The team won for “Landscape in Motion,” a design project to revitalize public green spaces, establish cohesive transportation networks and optimize urban functions.
“The competition’s goal of promoting and advancing an integrated approach to natural systems and technology in the creation of environmentally responsible architectural design is a priority we share,” said Kate Schwennsen, director of the School of Architecture. “We could not be prouder of the ‘Landscape in Motion’ team’s ability to seamlessly integrate innovative, regenerative strategies within broader design concepts.”
Clemson’s winning student team includes three Master of Architecture students: Chris Sandkuhler of Lititz, Pennsylvania; Elizabeth Widaski of Richmond, Texas; and Jimmy Woods of Summerville. Their faculty advisers for the project are: Ufuk Ersoy, assistant professor of architecture; David Franco, assistant professor of architecture; Ulrike Heine, associate professor and associate chair of the School of Architecture; and Henrique Houayek, lecturer of architecture.
In their abstract, the student team writes, “Landscape in Motion is about finding inspiration in the natural movement of our surroundings from nature to city. Ultimately, the goal is to encourage people to live healthier, more sustainable lives helping both themselves and the community.”
According to the COTE Top 10 competition website, entries are judged on their success in addressing an array of sustainability measures: design and innovation, integration with their community, land use and effect on site ecology, bioclimatic design, energy and water use, approach to light and air, materials and construction, long-life considerations and feedback loops. Winning responses demonstrated creative and innovative integration of daylighting, materials, water, energy and ecological systems, through a cohesive and beautiful architectural understanding. Entries were also judged for the success with which the project has met its individual requirements, with particular emphasis on design excellence.
“Landscape in Motion” will be exhibited at the American Institute of Architects’ National Convention in Orlando later this week.
Jurors for the 2017 COTE Top Ten for Students Design Competition are Jessica Nutz, University of North Carolina at Charlotte; John Quale, University of New Mexico; Holly Samuelson, Harvard University; Lisa Matthiessen, U.S. Green Building Council; and Greg Mella, SmithgroupJJR.

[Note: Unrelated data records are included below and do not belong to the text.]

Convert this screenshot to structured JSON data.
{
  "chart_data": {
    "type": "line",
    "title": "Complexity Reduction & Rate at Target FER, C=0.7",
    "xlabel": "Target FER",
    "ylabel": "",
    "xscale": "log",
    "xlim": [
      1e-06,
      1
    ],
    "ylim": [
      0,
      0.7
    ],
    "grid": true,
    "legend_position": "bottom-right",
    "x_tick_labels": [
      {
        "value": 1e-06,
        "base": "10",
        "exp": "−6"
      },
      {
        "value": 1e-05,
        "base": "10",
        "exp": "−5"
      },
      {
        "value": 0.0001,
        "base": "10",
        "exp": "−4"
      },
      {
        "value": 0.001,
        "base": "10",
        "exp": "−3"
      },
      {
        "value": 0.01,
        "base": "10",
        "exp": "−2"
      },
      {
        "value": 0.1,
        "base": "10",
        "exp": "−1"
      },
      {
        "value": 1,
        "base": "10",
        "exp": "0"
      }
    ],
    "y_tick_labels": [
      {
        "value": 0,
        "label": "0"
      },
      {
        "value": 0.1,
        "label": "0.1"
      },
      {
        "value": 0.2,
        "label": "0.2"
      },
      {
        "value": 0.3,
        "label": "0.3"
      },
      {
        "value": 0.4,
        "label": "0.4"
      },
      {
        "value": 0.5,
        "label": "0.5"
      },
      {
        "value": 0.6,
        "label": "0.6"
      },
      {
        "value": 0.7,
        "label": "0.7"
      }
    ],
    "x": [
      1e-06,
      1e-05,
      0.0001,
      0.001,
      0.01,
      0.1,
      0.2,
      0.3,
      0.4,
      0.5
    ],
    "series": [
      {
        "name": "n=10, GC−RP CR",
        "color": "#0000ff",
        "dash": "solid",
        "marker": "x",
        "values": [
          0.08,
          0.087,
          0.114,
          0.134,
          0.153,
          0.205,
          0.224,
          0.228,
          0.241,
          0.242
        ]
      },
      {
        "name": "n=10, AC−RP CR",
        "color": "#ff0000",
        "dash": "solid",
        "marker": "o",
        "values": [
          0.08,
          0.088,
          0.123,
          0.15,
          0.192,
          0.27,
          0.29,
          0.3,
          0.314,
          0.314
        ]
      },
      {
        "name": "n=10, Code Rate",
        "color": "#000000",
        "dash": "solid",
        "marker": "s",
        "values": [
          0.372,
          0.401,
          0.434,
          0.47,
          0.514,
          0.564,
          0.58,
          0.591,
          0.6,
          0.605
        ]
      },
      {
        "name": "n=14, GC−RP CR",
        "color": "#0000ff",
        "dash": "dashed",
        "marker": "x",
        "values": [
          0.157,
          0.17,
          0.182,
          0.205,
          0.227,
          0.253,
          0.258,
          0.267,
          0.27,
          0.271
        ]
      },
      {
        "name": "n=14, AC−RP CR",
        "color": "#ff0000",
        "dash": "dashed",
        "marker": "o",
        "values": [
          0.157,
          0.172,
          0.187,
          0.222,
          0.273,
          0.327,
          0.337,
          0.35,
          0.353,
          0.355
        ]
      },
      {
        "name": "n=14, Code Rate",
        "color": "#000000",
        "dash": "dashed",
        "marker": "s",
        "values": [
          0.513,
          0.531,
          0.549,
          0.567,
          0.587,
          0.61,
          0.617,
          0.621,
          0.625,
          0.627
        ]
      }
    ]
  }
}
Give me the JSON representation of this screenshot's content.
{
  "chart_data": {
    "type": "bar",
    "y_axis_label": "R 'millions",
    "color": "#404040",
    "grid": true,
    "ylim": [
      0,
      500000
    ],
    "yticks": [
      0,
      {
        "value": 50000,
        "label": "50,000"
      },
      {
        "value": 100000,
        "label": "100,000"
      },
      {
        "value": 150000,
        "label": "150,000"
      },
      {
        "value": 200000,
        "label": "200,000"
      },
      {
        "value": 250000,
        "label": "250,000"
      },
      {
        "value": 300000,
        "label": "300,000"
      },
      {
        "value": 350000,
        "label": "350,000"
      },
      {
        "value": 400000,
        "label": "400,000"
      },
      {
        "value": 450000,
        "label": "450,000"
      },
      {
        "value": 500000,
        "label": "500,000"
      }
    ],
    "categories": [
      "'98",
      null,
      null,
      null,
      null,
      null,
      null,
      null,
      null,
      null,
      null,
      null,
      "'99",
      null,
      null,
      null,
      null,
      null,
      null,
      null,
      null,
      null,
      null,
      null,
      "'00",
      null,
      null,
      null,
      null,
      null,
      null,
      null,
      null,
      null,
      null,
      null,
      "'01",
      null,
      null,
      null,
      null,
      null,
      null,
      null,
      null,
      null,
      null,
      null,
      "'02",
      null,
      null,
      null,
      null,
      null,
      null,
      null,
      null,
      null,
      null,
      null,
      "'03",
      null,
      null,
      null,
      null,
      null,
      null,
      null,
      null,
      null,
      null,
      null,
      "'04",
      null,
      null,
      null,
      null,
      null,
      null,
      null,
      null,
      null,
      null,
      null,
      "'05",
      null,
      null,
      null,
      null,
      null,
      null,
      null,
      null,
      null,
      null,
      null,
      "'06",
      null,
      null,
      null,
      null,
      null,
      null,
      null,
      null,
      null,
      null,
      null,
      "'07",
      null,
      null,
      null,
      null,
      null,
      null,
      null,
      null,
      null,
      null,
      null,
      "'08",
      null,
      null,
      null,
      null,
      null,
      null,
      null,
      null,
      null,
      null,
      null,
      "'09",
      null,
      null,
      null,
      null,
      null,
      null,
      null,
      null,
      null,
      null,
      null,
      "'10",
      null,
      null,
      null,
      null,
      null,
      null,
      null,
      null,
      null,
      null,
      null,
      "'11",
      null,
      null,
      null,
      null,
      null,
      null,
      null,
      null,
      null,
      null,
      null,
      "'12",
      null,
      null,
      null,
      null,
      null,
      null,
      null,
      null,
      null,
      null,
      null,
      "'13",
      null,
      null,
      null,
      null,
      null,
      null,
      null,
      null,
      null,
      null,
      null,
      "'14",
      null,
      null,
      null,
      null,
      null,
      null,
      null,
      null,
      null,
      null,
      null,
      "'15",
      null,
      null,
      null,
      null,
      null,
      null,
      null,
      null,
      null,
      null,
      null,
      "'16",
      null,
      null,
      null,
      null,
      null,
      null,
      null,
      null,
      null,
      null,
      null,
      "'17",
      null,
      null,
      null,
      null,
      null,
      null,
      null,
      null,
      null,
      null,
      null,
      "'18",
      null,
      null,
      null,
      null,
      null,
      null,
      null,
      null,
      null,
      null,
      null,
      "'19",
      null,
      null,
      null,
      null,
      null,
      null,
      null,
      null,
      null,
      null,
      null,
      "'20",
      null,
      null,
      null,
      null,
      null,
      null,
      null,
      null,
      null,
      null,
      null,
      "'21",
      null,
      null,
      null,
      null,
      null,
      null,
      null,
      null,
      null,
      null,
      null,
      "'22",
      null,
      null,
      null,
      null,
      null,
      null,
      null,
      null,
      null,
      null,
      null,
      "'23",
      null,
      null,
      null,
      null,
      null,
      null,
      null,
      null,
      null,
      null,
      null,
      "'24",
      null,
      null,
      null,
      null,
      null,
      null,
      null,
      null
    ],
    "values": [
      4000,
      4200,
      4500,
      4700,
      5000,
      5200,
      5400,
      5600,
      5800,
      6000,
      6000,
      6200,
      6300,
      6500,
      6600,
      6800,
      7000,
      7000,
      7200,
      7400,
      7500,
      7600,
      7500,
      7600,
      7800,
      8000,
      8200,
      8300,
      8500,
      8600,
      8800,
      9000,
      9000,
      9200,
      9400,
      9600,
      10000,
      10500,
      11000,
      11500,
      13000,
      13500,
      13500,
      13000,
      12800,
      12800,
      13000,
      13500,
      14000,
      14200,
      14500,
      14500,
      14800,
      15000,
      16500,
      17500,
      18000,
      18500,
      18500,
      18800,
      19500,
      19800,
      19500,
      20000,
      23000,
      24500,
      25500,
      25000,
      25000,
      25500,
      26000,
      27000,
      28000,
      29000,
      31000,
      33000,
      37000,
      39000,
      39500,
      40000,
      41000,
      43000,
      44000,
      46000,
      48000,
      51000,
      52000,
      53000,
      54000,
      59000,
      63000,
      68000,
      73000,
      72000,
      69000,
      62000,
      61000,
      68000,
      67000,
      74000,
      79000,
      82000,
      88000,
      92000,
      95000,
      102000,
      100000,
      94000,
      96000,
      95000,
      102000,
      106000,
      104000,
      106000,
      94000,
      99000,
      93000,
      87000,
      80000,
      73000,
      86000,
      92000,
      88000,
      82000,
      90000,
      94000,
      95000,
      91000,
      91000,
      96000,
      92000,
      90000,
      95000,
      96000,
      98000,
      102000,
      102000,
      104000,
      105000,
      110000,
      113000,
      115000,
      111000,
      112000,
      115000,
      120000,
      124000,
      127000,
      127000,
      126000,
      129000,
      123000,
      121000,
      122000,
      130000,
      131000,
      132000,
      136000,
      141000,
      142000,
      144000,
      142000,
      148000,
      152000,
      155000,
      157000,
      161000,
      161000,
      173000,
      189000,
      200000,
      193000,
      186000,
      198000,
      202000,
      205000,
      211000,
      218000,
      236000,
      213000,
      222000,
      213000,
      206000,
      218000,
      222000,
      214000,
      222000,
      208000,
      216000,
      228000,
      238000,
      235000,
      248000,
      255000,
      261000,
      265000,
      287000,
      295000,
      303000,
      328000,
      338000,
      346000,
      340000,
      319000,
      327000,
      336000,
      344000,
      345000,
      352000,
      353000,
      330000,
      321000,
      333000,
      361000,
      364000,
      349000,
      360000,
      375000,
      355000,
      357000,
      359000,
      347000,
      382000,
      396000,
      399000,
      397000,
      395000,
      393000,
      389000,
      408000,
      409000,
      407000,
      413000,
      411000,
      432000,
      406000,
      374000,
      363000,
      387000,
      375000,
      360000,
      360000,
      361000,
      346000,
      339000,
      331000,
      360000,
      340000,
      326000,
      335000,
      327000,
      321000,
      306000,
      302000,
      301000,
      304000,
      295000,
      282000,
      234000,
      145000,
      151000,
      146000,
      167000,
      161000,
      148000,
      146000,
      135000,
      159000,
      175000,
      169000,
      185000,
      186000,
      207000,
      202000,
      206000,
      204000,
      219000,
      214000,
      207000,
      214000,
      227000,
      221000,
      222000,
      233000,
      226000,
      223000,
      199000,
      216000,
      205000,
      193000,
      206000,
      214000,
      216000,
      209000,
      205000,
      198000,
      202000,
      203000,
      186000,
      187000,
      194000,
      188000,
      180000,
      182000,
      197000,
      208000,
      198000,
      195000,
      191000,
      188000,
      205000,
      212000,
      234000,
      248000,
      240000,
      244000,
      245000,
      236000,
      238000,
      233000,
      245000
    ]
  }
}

“Landscape in Motion” is a design project to revitalize public green spaces, establish cohesive transportation networks and optimize urban functions. A civic center offers the city a much-needed gathering space for conferences and exhibitions and a bus terminal acts as a transportation hub for the region while offering free bus services. This allows people of all socioeconomic backgrounds and lifestyles to access the downtown and their various workplaces in the region. The redesigned city block extends a designed green space from the city park’s waterfall through the center of the site, terminating it at the site’s northwest corner. This creates an opportunity to educate the public on the landscape of the area and how to bring sustainability into their lives. The project also inspires activity, offering myriad pedestrian paths, biking routes and a connection to the trails of the park. “Landscape in Motion” is about finding inspiration in the natural movement of our surroundings from nature to city. Ultimately, the goal is to encourage people to live healthier, more sustainable lives helping both themselves and the community.